Вениамин Блаженный. Сораспятье. Стихи - 7 |
***
Моя бедная мать, моя горькая в поле осина,
Как томишь ты меня, как дорога к тебе далека!..
Я приду и умру, пожалей непутевого сына,
Как на тонких ветвях, на твоих я поникну руках.
Моя бедная мать, моя белая чайка на взморье,
Как ты кличешь меня, как ты плачешь, носясь над волной!..
Унесло меня вдаль, укачало волной на просторе,
Уплывает волной то, что было до гибели мной.
Моя бедная мать, помешавшаяся голубка,
Не кружись надо мною, не засти крылом своим даль...
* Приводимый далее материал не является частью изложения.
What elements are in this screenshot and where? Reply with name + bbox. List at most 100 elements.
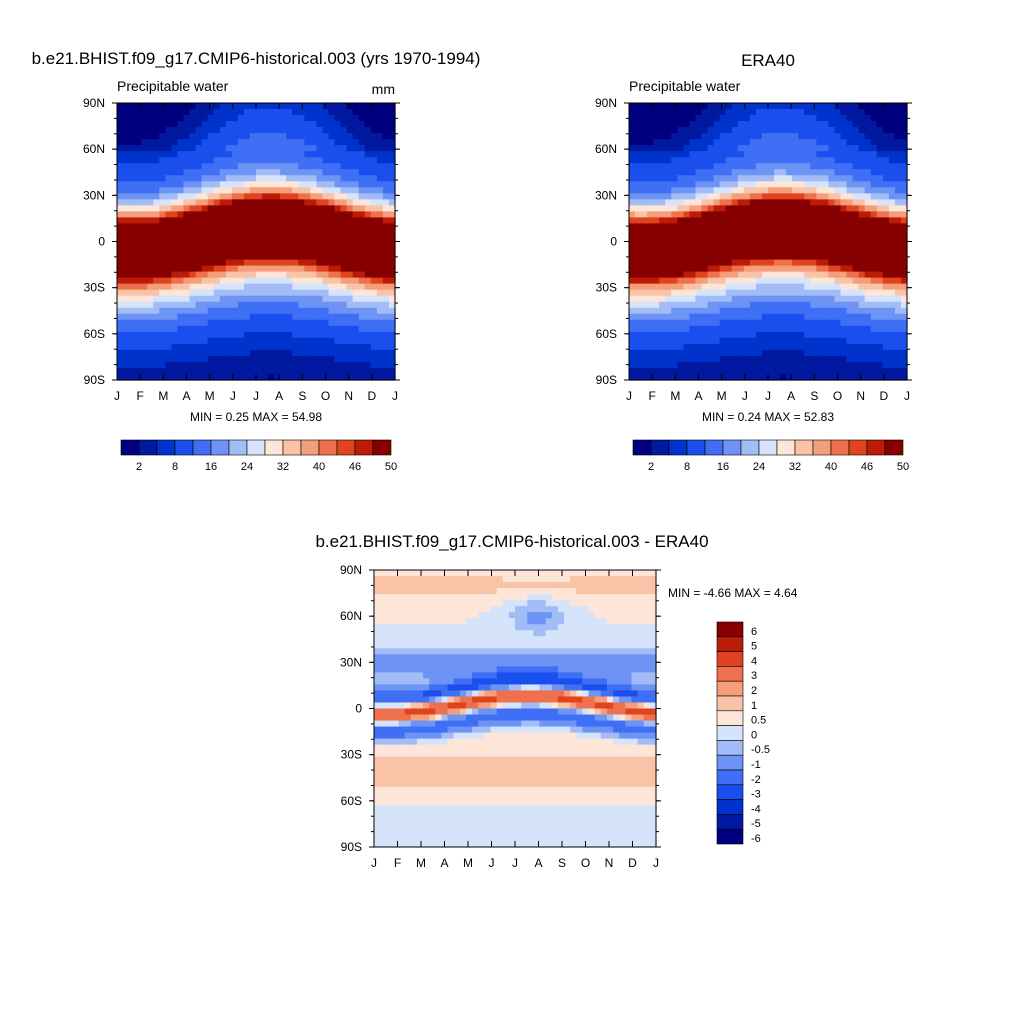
field-cell <box>207 187 215 194</box>
field-cell <box>386 648 393 655</box>
field-cell <box>370 313 378 321</box>
field-cell <box>798 217 805 225</box>
field-cell <box>416 714 424 722</box>
field-cell <box>388 307 396 315</box>
field-cell <box>840 271 848 279</box>
field-cell <box>386 624 393 631</box>
field-cell <box>834 241 842 249</box>
field-cell <box>792 271 799 279</box>
field-cell <box>816 295 823 303</box>
field-cell <box>410 768 418 776</box>
field-cell <box>852 265 860 273</box>
field-cell <box>386 816 393 824</box>
field-cell <box>183 169 191 176</box>
field-cell <box>410 690 418 698</box>
field-cell <box>201 181 209 188</box>
field-cell <box>876 103 884 110</box>
field-cell <box>653 349 660 357</box>
field-cell <box>804 139 811 146</box>
field-cell <box>231 109 239 116</box>
field-cell <box>135 229 142 237</box>
field-cell <box>834 265 842 273</box>
field-cell <box>274 151 281 158</box>
field-cell <box>725 367 733 375</box>
field-cell <box>701 121 709 128</box>
field-cell <box>117 247 124 255</box>
field-cell <box>707 373 715 381</box>
field-cell <box>189 259 197 267</box>
field-cell <box>410 780 418 788</box>
field-cell <box>894 145 902 152</box>
field-cell <box>201 277 209 285</box>
field-cell <box>852 325 860 333</box>
field-cell <box>677 343 684 351</box>
field-cell <box>183 211 191 219</box>
field-cell <box>629 343 636 351</box>
field-cell <box>647 319 654 327</box>
field-cell <box>876 157 884 164</box>
field-cell <box>298 157 305 164</box>
field-cell <box>713 289 721 297</box>
field-cell <box>310 331 318 339</box>
field-cell <box>410 600 418 607</box>
field-cell <box>364 247 372 255</box>
field-cell <box>858 337 866 345</box>
field-cell <box>280 193 287 200</box>
field-cell <box>346 199 354 206</box>
field-cell <box>195 373 203 381</box>
field-cell <box>629 247 636 255</box>
field-cell <box>316 349 324 357</box>
field-cell <box>310 109 318 116</box>
field-cell <box>804 253 811 261</box>
field-cell <box>340 163 348 170</box>
field-cell <box>388 163 396 170</box>
field-cell <box>280 121 287 128</box>
field-cell <box>358 121 366 128</box>
field-cell <box>189 373 197 381</box>
field-cell <box>900 187 908 194</box>
field-cell <box>316 355 324 363</box>
field-cell <box>798 229 805 237</box>
field-cell <box>749 277 757 285</box>
field-cell <box>171 205 179 212</box>
field-cell <box>822 133 830 140</box>
field-cell <box>171 367 179 375</box>
field-cell <box>822 211 830 219</box>
field-cell <box>653 295 660 303</box>
field-cell <box>683 121 691 128</box>
field-cell <box>416 684 424 692</box>
field-cell <box>129 301 136 309</box>
field-cell <box>352 229 360 237</box>
field-cell <box>743 331 751 339</box>
x-tick-label: D <box>879 389 888 403</box>
field-cell <box>416 690 424 698</box>
field-cell <box>219 163 227 170</box>
field-cell <box>189 361 197 369</box>
field-cell <box>404 696 412 704</box>
colorbar-swatch <box>722 439 742 456</box>
field-cell <box>689 247 697 255</box>
x-tick-label: S <box>298 389 306 403</box>
field-cell <box>386 696 393 704</box>
field-cell <box>671 331 678 339</box>
field-cell <box>249 235 257 243</box>
field-cell <box>834 325 842 333</box>
field-cell <box>262 301 269 309</box>
field-cell <box>701 181 709 188</box>
field-cell <box>123 307 130 315</box>
field-cell <box>358 319 366 327</box>
field-cell <box>792 133 799 140</box>
field-cell <box>286 133 293 140</box>
field-cell <box>286 241 293 249</box>
field-cell <box>380 636 387 643</box>
field-cell <box>286 121 293 128</box>
field-cell <box>358 205 366 212</box>
x-tick-label: F <box>136 389 143 403</box>
field-cell <box>358 259 366 267</box>
field-cell <box>159 211 166 219</box>
field-cell <box>828 325 836 333</box>
field-cell <box>376 223 384 231</box>
field-cell <box>298 313 305 321</box>
field-cell <box>701 325 709 333</box>
field-cell <box>852 223 860 231</box>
В гробовую рубаху меня завязала разлука,
Не распуть узла и не встретить тебя никогда...
декабрь 1972
Дм.Мережковскому
Что за страшная ночь: мертвяки да рогатые черти...
Зашвырнут на рога да и в ад прямиком понесут...
Ох, и прав был монах - приучить себя надобно к смерти...
Переполнила скверна земная скудельный сосуд...
Третьи сутки во рту ни зерна, ни росинки; однако
Был великий соблазн, аж колючий по телу озноб...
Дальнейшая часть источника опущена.